A la primera ronda de medidas, le siguieron otras, esta vez frente al espejo. Me hizo juntar las rodillas, pues, al parecer, la prueba consistía en identificar el hueco entre una y otra pierna, una especie de copa debía dibujarse entre ellas, de no ser así, me dijo, habría que desecharme. Yo no sabía que mi constitución era medible, me había acostumbrado a los chequeos habituales donde los agentes verificaban de manera puntual la autenticidad de mi modelo. Si no contábamos con las piezas originales se creía que no podíamos cumplir bien nuestro trabajo fundamental que era servir, nos convertíamos en modelos corrompidos.
Permanecí allí más de tres días, al parecer nadie hizo un reporte, supuse entonces que él había sacado una licencia o que realmente no estábamos registradas como se decía. Éramos acaso modelos fácilmente sustituibles.
Los filamentos que nos habían colocado manualmente en zonas estratégicas de nuestra estructura tenían distintas funciones. Para los humanos son pequeños pelitos que recubren zonas sensibles, pero para nosotras sólo imitaban la apariencia, cumpliendo funciones más precisas. Eran sensores finísimos que captaban la pureza del aire, la contaminación en el agua, y los más gruesos resultaban ser respiraderos para evitar la acumulación de polvo al interior y el sobrecalentamiento, aunque contábamos con orificios que eran ventilaciones de emergencia. Éramos máquinas con una carga de cuidados multifuncional y expandida, un proyecto que albergaba en una sola pieza la suma máxima de las preocupaciones humanas, una máquina perfeccionada para evitarles si quiera conocer ciertas señales preventivas. Ya había algo perfectamente diseñado para darles avisos oportunos.

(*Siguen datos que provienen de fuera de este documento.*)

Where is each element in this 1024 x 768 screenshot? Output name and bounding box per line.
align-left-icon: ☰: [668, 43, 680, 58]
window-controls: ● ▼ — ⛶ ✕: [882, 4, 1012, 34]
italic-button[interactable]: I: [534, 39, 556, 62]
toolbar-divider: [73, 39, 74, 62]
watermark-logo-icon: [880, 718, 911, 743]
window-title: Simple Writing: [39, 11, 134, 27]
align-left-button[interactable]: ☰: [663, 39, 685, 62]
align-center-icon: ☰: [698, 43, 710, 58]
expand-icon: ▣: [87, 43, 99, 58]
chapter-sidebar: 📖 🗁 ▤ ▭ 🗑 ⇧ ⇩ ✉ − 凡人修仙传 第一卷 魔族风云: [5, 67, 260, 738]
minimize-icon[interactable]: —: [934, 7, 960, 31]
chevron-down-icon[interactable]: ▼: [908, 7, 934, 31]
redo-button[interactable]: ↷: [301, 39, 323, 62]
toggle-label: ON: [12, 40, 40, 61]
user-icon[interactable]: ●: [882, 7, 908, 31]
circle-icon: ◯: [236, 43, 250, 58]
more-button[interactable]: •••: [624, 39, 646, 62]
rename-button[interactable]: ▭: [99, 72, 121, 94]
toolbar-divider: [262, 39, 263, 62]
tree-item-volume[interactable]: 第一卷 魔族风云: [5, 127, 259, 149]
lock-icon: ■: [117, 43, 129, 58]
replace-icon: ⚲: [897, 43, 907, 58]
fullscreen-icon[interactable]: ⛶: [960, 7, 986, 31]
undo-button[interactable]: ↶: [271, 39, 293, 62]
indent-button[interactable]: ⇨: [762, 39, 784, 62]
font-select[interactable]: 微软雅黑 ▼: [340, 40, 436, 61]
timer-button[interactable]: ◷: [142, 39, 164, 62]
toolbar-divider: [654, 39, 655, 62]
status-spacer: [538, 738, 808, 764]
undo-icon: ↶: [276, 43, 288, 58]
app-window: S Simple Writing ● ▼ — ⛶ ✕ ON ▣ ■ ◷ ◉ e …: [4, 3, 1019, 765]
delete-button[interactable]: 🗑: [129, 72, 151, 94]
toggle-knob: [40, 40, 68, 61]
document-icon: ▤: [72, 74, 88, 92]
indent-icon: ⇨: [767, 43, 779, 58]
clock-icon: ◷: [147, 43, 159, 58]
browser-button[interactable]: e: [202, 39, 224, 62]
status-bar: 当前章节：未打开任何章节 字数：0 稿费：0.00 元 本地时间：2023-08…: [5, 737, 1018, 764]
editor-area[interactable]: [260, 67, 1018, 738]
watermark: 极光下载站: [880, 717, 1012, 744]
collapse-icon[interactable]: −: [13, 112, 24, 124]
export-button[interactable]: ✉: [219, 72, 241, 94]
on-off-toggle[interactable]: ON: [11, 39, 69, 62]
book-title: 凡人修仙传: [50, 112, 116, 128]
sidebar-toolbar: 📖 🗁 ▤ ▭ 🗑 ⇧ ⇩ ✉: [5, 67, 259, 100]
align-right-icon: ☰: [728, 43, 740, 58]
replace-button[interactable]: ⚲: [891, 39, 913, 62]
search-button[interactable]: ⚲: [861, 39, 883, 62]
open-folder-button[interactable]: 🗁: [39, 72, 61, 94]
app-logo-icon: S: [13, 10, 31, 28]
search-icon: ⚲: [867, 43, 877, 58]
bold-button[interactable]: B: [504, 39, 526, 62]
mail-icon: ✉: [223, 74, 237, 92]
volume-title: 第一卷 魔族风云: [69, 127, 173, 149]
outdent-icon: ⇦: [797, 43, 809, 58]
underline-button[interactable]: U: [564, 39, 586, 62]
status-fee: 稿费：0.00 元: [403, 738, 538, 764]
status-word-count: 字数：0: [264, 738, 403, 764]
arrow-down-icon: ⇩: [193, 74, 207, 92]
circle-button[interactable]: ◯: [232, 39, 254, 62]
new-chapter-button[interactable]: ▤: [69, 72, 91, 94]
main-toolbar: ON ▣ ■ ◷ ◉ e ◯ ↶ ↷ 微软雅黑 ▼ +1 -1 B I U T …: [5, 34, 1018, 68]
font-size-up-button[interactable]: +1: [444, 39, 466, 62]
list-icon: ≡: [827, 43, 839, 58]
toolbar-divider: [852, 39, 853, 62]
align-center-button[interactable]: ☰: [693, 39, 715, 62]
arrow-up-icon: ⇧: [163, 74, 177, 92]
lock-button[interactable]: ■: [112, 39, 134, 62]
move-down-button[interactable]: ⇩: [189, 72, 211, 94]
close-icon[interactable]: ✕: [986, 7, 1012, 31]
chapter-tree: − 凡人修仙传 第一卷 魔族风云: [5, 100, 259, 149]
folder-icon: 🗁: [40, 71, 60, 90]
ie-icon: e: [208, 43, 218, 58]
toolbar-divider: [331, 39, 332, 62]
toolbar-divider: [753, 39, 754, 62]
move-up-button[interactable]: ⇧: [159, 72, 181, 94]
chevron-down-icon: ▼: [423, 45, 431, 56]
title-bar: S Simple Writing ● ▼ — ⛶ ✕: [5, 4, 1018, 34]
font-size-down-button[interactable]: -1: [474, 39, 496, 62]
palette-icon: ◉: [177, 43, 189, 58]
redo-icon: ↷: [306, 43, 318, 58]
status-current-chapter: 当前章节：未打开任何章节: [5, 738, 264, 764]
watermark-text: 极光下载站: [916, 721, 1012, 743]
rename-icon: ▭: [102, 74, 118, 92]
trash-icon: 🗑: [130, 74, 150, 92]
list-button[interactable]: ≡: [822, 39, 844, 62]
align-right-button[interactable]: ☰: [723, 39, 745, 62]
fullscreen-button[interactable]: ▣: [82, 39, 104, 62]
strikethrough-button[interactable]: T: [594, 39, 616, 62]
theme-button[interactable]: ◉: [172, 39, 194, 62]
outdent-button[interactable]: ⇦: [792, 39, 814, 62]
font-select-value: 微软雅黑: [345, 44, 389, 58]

Dicen que nos hicieron lo más reales posibles. Si lo éramos, entonces por qué no resultaba yo perfecta para aquel hombre. Aquellos hilos tan variados que poblaban mi corteza en muchos sitios parecían desagradarle. Sin importar las funciones cuidadosamente diseñadas para mantenerme activa, con ese mínimo deterioro anual que presentaba, decidió quitarlos uno a uno. Yo nunca había visto aquella zona despoblada, pensé que me apagaría abruptamente o que tendría que ocupar los orificios de emergencia y entonces me desecharía.
La realidad es que así fue, pese a las pruebas en el laboratorio especializado de Zywat Org., yo no había logrado arrojar datos satisfactorios para él, y terminó por abandonarme en una parada cerca de la zona habitación de la periferia. Luego tuve que esconderme, si él había detectado las imperfecciones y las fallas cualquiera podía entonces saber que yo ya no servía. No importaba que las estadísticas y las pruebas anuales arrojaran otras cifras, quizá, incluso, ese año todo saldría mal y me retirarían de mi puesto. Quién sabe, podía hasta suceder que aquellas pruebas fueran una trampa de la competencia que buscara mejorar el modelo de servicio y terminarían sacando de circulación a todas las de mi tipo. Por eso tuve que hundirme en este sitio y esperar hasta apagarme.